A Transactional Approach to Redundant Disk Array Implementation
Carnegie Mellon University Ph.D Dissertation CMU-CS-97-141: April 1997
William V. Courtright II
Dept. of Electrical and Computer Engineering
Carnegie Mellon University
Pittsburgh, PA 15213
Redundant disk arrays are a popular method of improving the dependability and performance of disk storage and an ever increasing number of array architectures are being proposed to balance cost, performance, and dependability. Despite their differences, there is a great deal of commonality between these architectures; unfortunately, it appears that current implementations are not able to effectively exploit this commonality due to their ad hoc approach to error recovery.
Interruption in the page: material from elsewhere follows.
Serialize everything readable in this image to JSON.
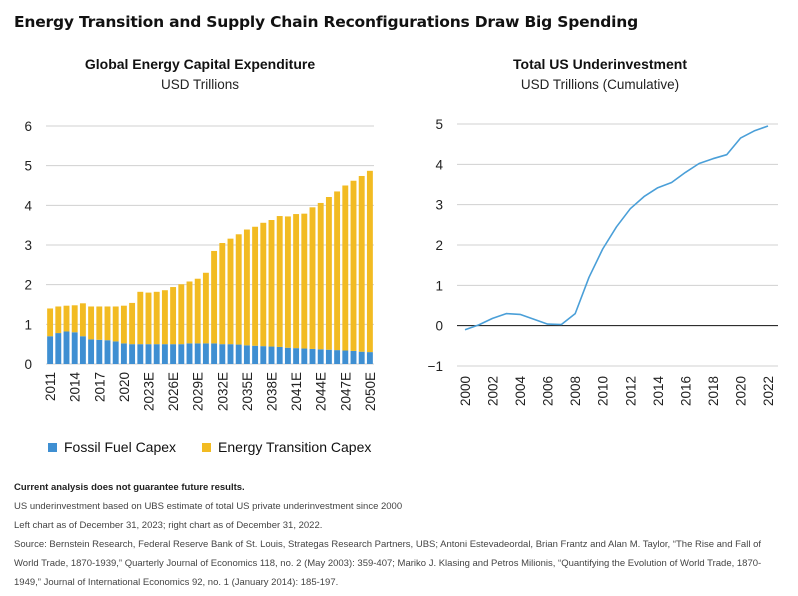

Such techniques rely upon a case-by-case analysis of errors, a manual process that is tedious and prone to mistakes. For each distinct error scenario, a unique procedure is implemented to remove the effects of the error and complete the affected operation. Unfortunately, this form of recovery is not easily extended because the analysis must be repeated as new array operations and architectures are introduced. Transaction-processing systems utilize logging techniques to mechanize the process of recovering from errors. However, the expense of guaranteeing that all operations can be undone from any point in their execution is too expensive to satisfy the performance and resource requirements of redundant disk arrays.
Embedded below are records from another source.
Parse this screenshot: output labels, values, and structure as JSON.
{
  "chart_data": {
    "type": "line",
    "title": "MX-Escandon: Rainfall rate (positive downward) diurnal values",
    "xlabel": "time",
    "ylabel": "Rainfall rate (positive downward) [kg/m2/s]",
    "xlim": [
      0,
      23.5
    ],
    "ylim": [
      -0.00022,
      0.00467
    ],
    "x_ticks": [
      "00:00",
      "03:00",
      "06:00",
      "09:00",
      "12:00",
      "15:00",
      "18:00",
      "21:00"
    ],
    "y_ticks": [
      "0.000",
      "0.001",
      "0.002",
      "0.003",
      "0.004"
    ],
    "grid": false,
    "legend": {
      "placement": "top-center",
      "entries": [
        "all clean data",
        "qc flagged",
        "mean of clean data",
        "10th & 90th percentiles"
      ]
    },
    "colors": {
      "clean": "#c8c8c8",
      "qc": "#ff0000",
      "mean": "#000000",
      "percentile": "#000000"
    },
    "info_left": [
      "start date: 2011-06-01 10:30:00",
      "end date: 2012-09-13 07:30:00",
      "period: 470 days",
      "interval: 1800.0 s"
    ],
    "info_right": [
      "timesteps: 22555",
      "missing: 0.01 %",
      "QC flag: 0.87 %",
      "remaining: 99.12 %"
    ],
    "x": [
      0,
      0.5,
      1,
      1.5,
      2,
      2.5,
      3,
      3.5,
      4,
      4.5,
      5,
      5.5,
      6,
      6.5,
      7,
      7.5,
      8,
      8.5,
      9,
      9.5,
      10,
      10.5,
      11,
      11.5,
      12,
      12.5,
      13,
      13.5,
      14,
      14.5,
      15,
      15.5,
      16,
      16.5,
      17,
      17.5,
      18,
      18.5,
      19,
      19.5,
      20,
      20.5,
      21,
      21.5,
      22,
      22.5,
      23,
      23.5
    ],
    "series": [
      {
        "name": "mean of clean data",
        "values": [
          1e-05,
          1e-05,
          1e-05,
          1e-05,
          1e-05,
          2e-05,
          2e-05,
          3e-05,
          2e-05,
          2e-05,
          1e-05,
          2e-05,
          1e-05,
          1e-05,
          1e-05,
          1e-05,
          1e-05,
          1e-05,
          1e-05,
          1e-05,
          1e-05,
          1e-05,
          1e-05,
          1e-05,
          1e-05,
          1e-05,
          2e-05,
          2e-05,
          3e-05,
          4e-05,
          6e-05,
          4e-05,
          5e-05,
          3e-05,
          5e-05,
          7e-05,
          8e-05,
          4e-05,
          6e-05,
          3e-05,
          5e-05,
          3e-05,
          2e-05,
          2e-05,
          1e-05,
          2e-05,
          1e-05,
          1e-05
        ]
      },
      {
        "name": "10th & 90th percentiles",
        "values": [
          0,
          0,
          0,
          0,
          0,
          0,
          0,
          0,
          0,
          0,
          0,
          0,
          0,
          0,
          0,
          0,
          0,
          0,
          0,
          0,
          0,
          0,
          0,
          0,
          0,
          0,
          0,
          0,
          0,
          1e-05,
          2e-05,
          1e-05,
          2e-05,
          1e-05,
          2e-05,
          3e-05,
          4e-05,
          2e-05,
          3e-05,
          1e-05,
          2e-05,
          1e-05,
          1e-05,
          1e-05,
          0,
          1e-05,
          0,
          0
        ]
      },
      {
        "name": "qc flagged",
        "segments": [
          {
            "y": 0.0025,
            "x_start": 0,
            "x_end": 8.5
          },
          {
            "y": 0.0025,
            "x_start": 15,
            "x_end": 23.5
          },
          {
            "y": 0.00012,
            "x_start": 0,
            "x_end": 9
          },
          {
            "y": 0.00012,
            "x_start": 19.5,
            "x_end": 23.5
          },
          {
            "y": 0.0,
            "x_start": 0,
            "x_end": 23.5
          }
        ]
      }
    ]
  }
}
This dissertation describes a novel programming abstraction and execution mechanism based upon transactions that simplifies implementation. Disk array algorithms are modeled as directed acyclic graphs: the nodes are actions such as "XOR" and the arcs represent data and control dependencies between them. Using this abstraction, we implemented eight array architectures in RAIDframe, a framework for prototyping disk arrays. Code reuse was consistently above 90%. The additional layers of abstraction did not affect the response time and throughput characteristics of RAIDframe; however, RAIDframe consumes 60% more CPU cycles than a hand-crafted non-redundant implementation. RAIDframe employs roll-away error recovery, a novel scheme for mechanizing the execution of disk array algorithms without requiring that all actions be undoable. A barrier is inserted into each algorithm: failures prior to the barrier result in rollback, relying upon undo information. Once the barrier is crossed, the algorithm rolls forward to completion, and undo records are unnecessary. Experiments revealed this approach to have identical performance to that of non-logging schemes.